It's been a while, I've seen a lot more of Texas life, and enjoyed most of it immensely. Here are a few Texas tidbits for my anxious readers.
I was an Aggie for Halloween. If you don't know what that is, it's a person who went to Texas A&M University. So I wore a class ring and cowboy boots and a jean skirt and a shirt that said "You may all go to hell, but I will go to Texas" and I had big hair. I may have offended some people since most people I know went to aTm.
The past week we have been studying the Holocaust in my 5th grade class. You know, when you need to teach your class how to spell a word and write it on the board lots of times, you learn how to spell it. Holocaust and Renaissance, two words I finally know how to spell. Anyway, we are reading Number the Stars, which is a wonderful book, and we were talking about how Denmark didn't fight back against the Nazis but allowed them to take over in return for political independence. One student raised his hand and said, "But didn't they have an army?" and I said, "Yes, but a small one, not big enough to win against the Nazis." And then one kid randomly calls out, "Yeah, but they couldn't beat TEXAS."
Teaching about the Holocaust has given me a really big sadness and horror about the state of the world, but at the same time, teaching Number the Stars has been wonderful. It's estimated that there were 7,300 Jews living in Denmark at the beginning of WWII. All but 300 of them were able to escape through fishing boats to Sweden and it's estimated only 50 Danish Jews died in the Holocaust. It's such a beautiful story of courage and what people can do, but it makes me really sad to think of what we didn't do at the same time. Hand in hand with teaching the Holocaust I'm teaching about Japanese Interment camps in the U.S. and in Social Studies the kids are studying colonists and Native Americans. Poor kids--that's a lot to take all at once. To go along with teaching the Holocaust, we read the allegory Terrible Things by Eve Bunting. I'd highly recommend it if you are ever trying to get a child to understand what can happen if we don't stick up for what's right.

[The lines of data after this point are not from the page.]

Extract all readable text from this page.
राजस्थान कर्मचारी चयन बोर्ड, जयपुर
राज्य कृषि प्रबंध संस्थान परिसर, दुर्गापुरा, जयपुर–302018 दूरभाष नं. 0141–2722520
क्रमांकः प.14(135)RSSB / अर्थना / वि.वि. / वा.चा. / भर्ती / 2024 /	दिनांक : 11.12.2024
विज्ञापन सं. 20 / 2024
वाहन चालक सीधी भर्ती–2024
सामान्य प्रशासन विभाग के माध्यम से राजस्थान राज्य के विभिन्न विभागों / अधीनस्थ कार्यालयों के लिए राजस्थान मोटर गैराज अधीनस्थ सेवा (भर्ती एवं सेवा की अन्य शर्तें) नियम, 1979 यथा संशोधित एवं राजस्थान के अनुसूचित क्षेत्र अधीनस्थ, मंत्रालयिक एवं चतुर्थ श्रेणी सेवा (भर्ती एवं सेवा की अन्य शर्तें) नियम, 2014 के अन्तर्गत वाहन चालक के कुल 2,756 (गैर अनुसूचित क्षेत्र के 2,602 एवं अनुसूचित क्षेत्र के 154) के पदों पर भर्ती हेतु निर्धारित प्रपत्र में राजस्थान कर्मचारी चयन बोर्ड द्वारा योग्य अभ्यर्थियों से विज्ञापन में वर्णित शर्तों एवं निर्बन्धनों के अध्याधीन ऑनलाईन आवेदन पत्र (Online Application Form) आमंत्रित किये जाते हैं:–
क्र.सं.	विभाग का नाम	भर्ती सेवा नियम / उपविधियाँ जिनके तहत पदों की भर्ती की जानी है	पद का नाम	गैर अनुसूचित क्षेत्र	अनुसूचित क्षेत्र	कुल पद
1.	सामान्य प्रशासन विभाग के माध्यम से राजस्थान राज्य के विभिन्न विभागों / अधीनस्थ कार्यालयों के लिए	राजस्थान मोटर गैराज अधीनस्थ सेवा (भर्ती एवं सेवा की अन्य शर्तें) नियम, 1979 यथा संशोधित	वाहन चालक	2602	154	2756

On a lighter note, I like Lonestar beer now. Who would have guessed.
I'm enjoying 70 degree sunny weather every day in November, new girl friends, biking around the city to church and along the Bayou, having beautiful symphony music at my fingertips, and finding new places to dance and speak Spanish. Life is normalizing a little more, but I'm still missing Chicago and Maryland. Why is it that life ends up so spread out?